Many curious details of the actors' dresses have come down to us. The representative of Christ wore a coat of white leather, painted and gilded, and a gilt wig. King Herod wore a mask and a helmet, sometimes of iron, adorned with gold and silver foil, and bore a sword and a sceptre. He was a very important character, and the manner in which he blustered and raged about the stage became proverbial. In Hamlet (iii. 2. 16) we have the expression, "It out-herods Herod"; and in the Merry Wives of Windsor (ii. 1. 20), "What a Herod of Jewry is this!"
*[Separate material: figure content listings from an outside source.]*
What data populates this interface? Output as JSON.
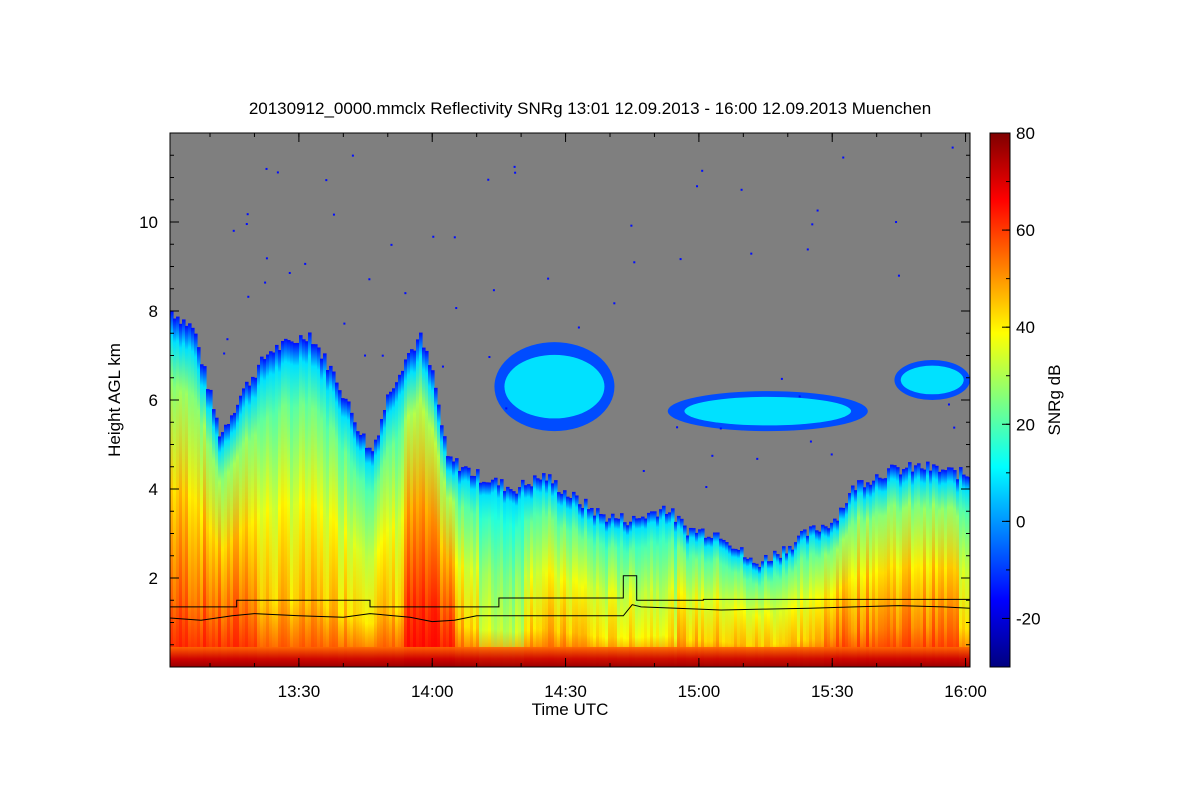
{
  "chart_data": {
    "type": "heatmap",
    "title": "20130912_0000.mmclx Reflectivity SNRg   13:01 12.09.2013 - 16:00 12.09.2013 Muenchen",
    "xlabel": "Time UTC",
    "ylabel": "Height AGL km",
    "x_range_minutes": [
      781,
      961
    ],
    "x_ticks": [
      {
        "value": 810,
        "label": "13:30"
      },
      {
        "value": 840,
        "label": "14:00"
      },
      {
        "value": 870,
        "label": "14:30"
      },
      {
        "value": 900,
        "label": "15:00"
      },
      {
        "value": 930,
        "label": "15:30"
      },
      {
        "value": 960,
        "label": "16:00"
      }
    ],
    "y_range": [
      0,
      12
    ],
    "y_ticks": [
      {
        "value": 2,
        "label": "2"
      },
      {
        "value": 4,
        "label": "4"
      },
      {
        "value": 6,
        "label": "6"
      },
      {
        "value": 8,
        "label": "8"
      },
      {
        "value": 10,
        "label": "10"
      }
    ],
    "colorbar": {
      "label": "SNRg dB",
      "range": [
        -30,
        80
      ],
      "ticks": [
        {
          "value": -20,
          "label": "-20"
        },
        {
          "value": 0,
          "label": "0"
        },
        {
          "value": 20,
          "label": "20"
        },
        {
          "value": 40,
          "label": "40"
        },
        {
          "value": 60,
          "label": "60"
        },
        {
          "value": 80,
          "label": "80"
        }
      ],
      "colormap": [
        "#00007f",
        "#0000ff",
        "#007fff",
        "#00ffff",
        "#7fff7f",
        "#ffff00",
        "#ff7f00",
        "#ff0000",
        "#7f0000"
      ]
    },
    "background_color": "#7f7f7f",
    "echo_top_profile": [
      {
        "t": 781,
        "h": 8.0
      },
      {
        "t": 786,
        "h": 7.6
      },
      {
        "t": 792,
        "h": 5.2
      },
      {
        "t": 797,
        "h": 6.2
      },
      {
        "t": 803,
        "h": 7.1
      },
      {
        "t": 808,
        "h": 7.3
      },
      {
        "t": 812,
        "h": 7.5
      },
      {
        "t": 818,
        "h": 6.5
      },
      {
        "t": 822,
        "h": 5.6
      },
      {
        "t": 826,
        "h": 4.8
      },
      {
        "t": 830,
        "h": 6.2
      },
      {
        "t": 834,
        "h": 7.0
      },
      {
        "t": 837,
        "h": 7.4
      },
      {
        "t": 840,
        "h": 6.5
      },
      {
        "t": 843,
        "h": 4.7
      },
      {
        "t": 850,
        "h": 4.3
      },
      {
        "t": 858,
        "h": 4.0
      },
      {
        "t": 865,
        "h": 4.3
      },
      {
        "t": 870,
        "h": 3.9
      },
      {
        "t": 878,
        "h": 3.4
      },
      {
        "t": 885,
        "h": 3.3
      },
      {
        "t": 892,
        "h": 3.6
      },
      {
        "t": 897,
        "h": 3.1
      },
      {
        "t": 905,
        "h": 3.0
      },
      {
        "t": 912,
        "h": 2.3
      },
      {
        "t": 918,
        "h": 2.6
      },
      {
        "t": 924,
        "h": 3.0
      },
      {
        "t": 930,
        "h": 3.3
      },
      {
        "t": 935,
        "h": 4.1
      },
      {
        "t": 942,
        "h": 4.4
      },
      {
        "t": 950,
        "h": 4.5
      },
      {
        "t": 961,
        "h": 4.3
      }
    ],
    "upper_cloud_layers": [
      {
        "t0": 854,
        "t1": 881,
        "h0": 5.3,
        "h1": 7.3
      },
      {
        "t0": 893,
        "t1": 938,
        "h0": 5.3,
        "h1": 6.2
      },
      {
        "t0": 944,
        "t1": 961,
        "h0": 6.0,
        "h1": 6.9
      }
    ],
    "series": [
      {
        "x": [
          781,
          796,
          796,
          826,
          826,
          855,
          855,
          883,
          883,
          886,
          886,
          901,
          901,
          961
        ],
        "y": [
          1.35,
          1.35,
          1.5,
          1.5,
          1.35,
          1.35,
          1.55,
          1.55,
          2.05,
          2.05,
          1.5,
          1.5,
          1.52,
          1.52
        ]
      },
      {
        "x": [
          781,
          788,
          795,
          800,
          810,
          820,
          826,
          835,
          840,
          845,
          850,
          860,
          870,
          880,
          883,
          885,
          887,
          895,
          905,
          915,
          925,
          935,
          945,
          955,
          961
        ],
        "y": [
          1.1,
          1.05,
          1.15,
          1.2,
          1.15,
          1.12,
          1.2,
          1.12,
          1.02,
          1.05,
          1.15,
          1.15,
          1.15,
          1.15,
          1.15,
          1.4,
          1.35,
          1.32,
          1.28,
          1.3,
          1.32,
          1.35,
          1.38,
          1.35,
          1.32
        ]
      }
    ]
  }
}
All the actors were paid for their services, the amount varying with the importance of the part. The same actor, as in the theatres of Shakespeare's day, often played several parts. In addition to the payment of money, there was a plentiful supply of refreshments, especially of ale, for the actors. Pilate, who received the highest pay of the company, was moreover allowed wine instead of ale during the performance.
Reference has been made above to the "lost souls" in connection with Hell-Mouth. There were also "saved souls," who were dressed in white, as the lost were in black, or black and yellow. There is an allusion to the latter in Henry V. (ii. 3. 43), where the flea on Bardolph's rubicund nose is compared to "a black soul burning in hell-fire."
The Devil wore a dress of black leather, with a mask, and carried a club, with which he laid about him vigorously. His clothes were often covered with feathers or horsehair, to give him a shaggy appearance; and the traditional horns, tail, and cloven feet were sometimes added.
The regular time for these religious pageants was Corpus Christi Day, or the Thursday after Trinity Sunday, but they were occasionally performed on other days, especially at the time of a royal visit to Coventry, like that of Queen Margaret in 1455. Prince Edward was thus greeted in 1474, Prince Arthur in 1498, Henry VIII. in 1510, and Queen Elizabeth in 1565.
Shakespeare has other allusions to these old plays besides those here mentioned, showing that he knew them by report if he had not seen them.
Historical pageants, not Biblical in subject, were also familiar to the good people of Coventry a century at least before the dramatist was born. "The Nine Worthies," which he has burlesqued in Love's Labour's Lost, was acted there before Henry VI. and his queen in 1455. The original text of the play has been preserved, and portions of Shakespeare's travesty seem almost like a parody of it.
But we must not linger in the shadow of the "three tall spires" of Coventry, nor make more than a brief allusion to the legend of Godiva, the lady who rode naked through the town to save the people from a burdensome tax. It was an old story in Shakespeare's time, if, indeed, it had not been dramatized, like other chapters in the mythic annals of the venerable city. It has been proved to be without historical foundation, being mentioned by no writer before the fourteenth century, though the Earl who figures in the tale lived in the latter part of the eleventh century. The Benedictine Priory in Coventry, of which some fragments still remain, is said to have been founded by him in 1043. He died in 1057, and both he and his lady were buried in the porch of the monastery.
The effigy of "Peeping Tom" is still to be seen in the upper part of a house at the corner of Hertford Street in Coventry.
Shakespeare makes no reference to this story of Lady Godiva, though it was probably well known to him.